Publié dans Politique

Jean-Claude de l'Estrac - « Madagascar était l'eldorado de l'océan Indien… »

Publié le jeudi, 02 février 2023

"Le miracle mauricien" était ce soir le thème de la conférence de Jean-Claude de l'Estrac, ancien ministre de l'île Maurice, ancien secrétaire général de la Commission de l'océan Indien, invité d'honneur du carrefour des entrepreneurs de l'océan Indien. Selon lui, dans les années 60, Maurice était plus pauvre que Madagascar. Maurice ne produisait que du sucre de canne.... et des enfants. Les Anglais avaient créé des écoles primaires et quelques collèges. Les jeunes mauriciens venaient faire leurs études à Madagascar où la France avait créé et soutenait une très bonne université.

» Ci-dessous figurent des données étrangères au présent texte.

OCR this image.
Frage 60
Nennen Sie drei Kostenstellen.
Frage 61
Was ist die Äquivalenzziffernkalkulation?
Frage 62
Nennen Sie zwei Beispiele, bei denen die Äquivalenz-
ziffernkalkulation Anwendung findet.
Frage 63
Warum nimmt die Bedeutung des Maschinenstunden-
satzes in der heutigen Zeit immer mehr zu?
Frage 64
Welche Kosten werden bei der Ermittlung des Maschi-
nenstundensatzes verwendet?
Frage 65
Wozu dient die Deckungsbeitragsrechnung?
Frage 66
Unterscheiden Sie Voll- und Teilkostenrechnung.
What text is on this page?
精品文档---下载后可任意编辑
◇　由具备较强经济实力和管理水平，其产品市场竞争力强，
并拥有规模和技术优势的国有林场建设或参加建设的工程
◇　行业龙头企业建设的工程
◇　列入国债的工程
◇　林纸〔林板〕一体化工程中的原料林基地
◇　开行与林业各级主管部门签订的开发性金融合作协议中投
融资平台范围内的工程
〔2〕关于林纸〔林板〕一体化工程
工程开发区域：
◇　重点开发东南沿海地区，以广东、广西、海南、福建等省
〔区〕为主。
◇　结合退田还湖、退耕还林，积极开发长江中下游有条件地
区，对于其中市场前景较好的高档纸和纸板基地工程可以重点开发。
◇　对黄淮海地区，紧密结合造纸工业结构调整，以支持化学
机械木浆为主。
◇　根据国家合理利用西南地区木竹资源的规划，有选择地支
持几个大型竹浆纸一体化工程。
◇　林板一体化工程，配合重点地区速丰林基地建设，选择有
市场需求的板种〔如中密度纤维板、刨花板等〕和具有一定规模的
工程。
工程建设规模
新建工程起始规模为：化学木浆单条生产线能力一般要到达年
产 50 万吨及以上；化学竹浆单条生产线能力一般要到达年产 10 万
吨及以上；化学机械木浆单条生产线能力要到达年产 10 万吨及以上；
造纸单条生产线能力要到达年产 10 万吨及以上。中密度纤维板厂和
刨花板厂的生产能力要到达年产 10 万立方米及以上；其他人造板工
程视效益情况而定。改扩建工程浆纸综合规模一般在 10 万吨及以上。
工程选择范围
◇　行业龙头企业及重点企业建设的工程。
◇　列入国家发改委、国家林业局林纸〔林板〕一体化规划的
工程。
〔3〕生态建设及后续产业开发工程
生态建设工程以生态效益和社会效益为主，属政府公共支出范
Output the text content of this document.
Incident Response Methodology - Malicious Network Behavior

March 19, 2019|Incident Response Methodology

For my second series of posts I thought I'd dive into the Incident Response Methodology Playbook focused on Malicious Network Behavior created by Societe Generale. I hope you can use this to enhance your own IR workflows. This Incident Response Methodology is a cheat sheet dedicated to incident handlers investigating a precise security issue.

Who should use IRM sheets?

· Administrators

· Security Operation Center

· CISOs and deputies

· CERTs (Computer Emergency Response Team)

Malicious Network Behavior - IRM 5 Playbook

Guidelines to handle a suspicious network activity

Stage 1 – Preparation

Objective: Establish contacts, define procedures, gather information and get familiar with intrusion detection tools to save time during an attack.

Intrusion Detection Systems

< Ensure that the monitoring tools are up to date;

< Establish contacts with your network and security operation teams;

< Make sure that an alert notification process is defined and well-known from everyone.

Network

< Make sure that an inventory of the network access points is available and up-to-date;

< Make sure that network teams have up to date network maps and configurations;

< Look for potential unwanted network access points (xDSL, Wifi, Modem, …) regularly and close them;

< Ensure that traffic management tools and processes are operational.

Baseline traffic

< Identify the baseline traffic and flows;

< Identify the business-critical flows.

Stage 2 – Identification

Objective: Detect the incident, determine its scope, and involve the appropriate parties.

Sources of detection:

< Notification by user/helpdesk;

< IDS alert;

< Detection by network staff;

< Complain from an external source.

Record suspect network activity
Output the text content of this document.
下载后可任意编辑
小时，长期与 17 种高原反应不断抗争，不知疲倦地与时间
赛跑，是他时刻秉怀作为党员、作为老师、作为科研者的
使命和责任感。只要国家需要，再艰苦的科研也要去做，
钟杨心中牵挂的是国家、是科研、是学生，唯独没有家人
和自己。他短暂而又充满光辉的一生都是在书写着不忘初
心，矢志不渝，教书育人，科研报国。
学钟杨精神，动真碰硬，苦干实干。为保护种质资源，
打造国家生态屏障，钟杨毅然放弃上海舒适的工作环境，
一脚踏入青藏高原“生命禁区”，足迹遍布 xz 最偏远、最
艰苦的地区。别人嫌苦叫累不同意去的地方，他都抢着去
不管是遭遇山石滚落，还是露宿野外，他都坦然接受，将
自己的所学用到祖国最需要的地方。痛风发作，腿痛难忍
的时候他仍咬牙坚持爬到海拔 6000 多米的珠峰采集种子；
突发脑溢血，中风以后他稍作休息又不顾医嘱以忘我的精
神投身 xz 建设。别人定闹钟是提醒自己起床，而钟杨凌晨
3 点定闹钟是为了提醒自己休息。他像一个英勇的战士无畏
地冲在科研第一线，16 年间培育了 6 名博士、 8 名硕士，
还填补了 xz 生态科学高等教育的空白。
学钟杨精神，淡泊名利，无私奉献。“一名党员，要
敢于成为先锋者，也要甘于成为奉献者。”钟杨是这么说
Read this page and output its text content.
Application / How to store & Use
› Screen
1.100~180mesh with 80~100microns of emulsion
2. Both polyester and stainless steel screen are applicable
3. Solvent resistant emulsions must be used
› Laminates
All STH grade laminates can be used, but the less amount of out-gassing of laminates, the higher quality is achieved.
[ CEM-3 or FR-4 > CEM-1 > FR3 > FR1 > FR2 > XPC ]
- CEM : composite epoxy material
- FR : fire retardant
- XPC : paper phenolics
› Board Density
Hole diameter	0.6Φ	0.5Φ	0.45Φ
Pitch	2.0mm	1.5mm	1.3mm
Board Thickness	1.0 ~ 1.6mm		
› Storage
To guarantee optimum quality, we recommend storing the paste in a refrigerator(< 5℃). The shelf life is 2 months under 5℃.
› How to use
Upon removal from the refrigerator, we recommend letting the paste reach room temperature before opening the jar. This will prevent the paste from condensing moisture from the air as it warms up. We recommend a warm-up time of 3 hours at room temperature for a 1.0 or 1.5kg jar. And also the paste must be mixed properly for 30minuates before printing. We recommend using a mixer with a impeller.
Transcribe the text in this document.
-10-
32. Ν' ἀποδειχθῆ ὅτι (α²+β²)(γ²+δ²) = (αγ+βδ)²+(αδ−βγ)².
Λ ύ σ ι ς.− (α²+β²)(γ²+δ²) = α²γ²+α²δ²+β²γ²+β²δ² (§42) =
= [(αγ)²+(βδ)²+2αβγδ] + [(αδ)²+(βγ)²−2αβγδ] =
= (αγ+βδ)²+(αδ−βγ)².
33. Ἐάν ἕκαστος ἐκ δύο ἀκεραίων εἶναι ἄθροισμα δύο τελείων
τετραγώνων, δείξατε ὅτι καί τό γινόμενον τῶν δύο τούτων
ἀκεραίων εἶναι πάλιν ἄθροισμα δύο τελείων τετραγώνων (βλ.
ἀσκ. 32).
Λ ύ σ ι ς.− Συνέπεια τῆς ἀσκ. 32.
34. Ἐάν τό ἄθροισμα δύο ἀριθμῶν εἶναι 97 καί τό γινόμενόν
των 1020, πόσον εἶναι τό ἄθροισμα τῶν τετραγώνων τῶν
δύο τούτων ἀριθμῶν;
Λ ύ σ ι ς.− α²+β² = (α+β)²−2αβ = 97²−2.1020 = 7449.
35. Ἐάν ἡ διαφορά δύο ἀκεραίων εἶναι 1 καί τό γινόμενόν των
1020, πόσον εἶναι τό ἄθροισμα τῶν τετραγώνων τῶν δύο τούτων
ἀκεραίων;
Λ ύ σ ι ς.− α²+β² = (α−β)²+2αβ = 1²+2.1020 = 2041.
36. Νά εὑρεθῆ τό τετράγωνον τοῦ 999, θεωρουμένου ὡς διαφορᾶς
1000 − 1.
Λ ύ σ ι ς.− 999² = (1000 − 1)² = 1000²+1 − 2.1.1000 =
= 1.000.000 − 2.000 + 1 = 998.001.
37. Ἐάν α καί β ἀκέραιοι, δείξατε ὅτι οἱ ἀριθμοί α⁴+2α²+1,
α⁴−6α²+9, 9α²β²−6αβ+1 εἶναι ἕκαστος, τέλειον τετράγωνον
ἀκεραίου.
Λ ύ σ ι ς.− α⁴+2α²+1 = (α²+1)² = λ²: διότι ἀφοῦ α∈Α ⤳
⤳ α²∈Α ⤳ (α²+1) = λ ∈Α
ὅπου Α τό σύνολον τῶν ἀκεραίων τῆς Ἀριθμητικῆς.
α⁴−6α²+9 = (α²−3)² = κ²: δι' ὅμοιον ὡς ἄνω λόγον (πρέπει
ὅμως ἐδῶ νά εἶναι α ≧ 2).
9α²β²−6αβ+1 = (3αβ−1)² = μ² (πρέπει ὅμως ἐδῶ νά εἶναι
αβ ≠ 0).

Ils rencontraient ici des jeunes réunionnais et africains, attirés par les promesses de Madagascar. Madagascar était à l'époque beaucoup plus développée que l'île Maurice : routes de meilleure qualité, industrie locale, université, hôpitaux... Maurice n'avait que deux richesses : sa ressource humaine et sa diversité culturelle, liée à son peuplement : créole, malagasy, français, britannique, indien, chinois,... Maurice a joué la carte de l'ouverture aux étrangers, apporteurs de compétences et d'investissements. Maurice a assuré à ces investisseurs étrangers la sécurité d'institutions publiques stables et démocratiques, d'une justice indépendante et l'accès à la propriété foncière : les administrations mauriciennes avaient et ont toujours pour instruction de ne faire aucune différence de traitement entre les usagers quelle que soit leur origine ou leur nationalité. Maurice a sollicité le soutien des bailleurs de fonds internationaux qui ont exigé une gestion publique transparente et rigoureuse. Même impopulaires, leurs exigences ont été non seulement acceptées mais considérées comme bénéfiques et salutaires par les dirigeants de l'époque. Battus aux élections suivantes, l'histoire leur a donné raison car ils ont créé les conditions qui ont permis le développement. Maurice s'est lancée dans l'industrie textile à grande échelle et a formé sa population qui est devenue très performante. Un système fiscal transparent a été mis en place, notamment avec la TVA, pour tous les commerces, sans distinction de chiffre d'affaires. Tous les Mauriciens paient des impôts au taux unique de 15%. Puis la diversification industrielle et ensuite le tourisme ont marqué de nouvelles étapes, jusqu'au développement des services. Aujourd'hui, les Mauriciens ont des revenus similaires à ceux de plusieurs pays européens. 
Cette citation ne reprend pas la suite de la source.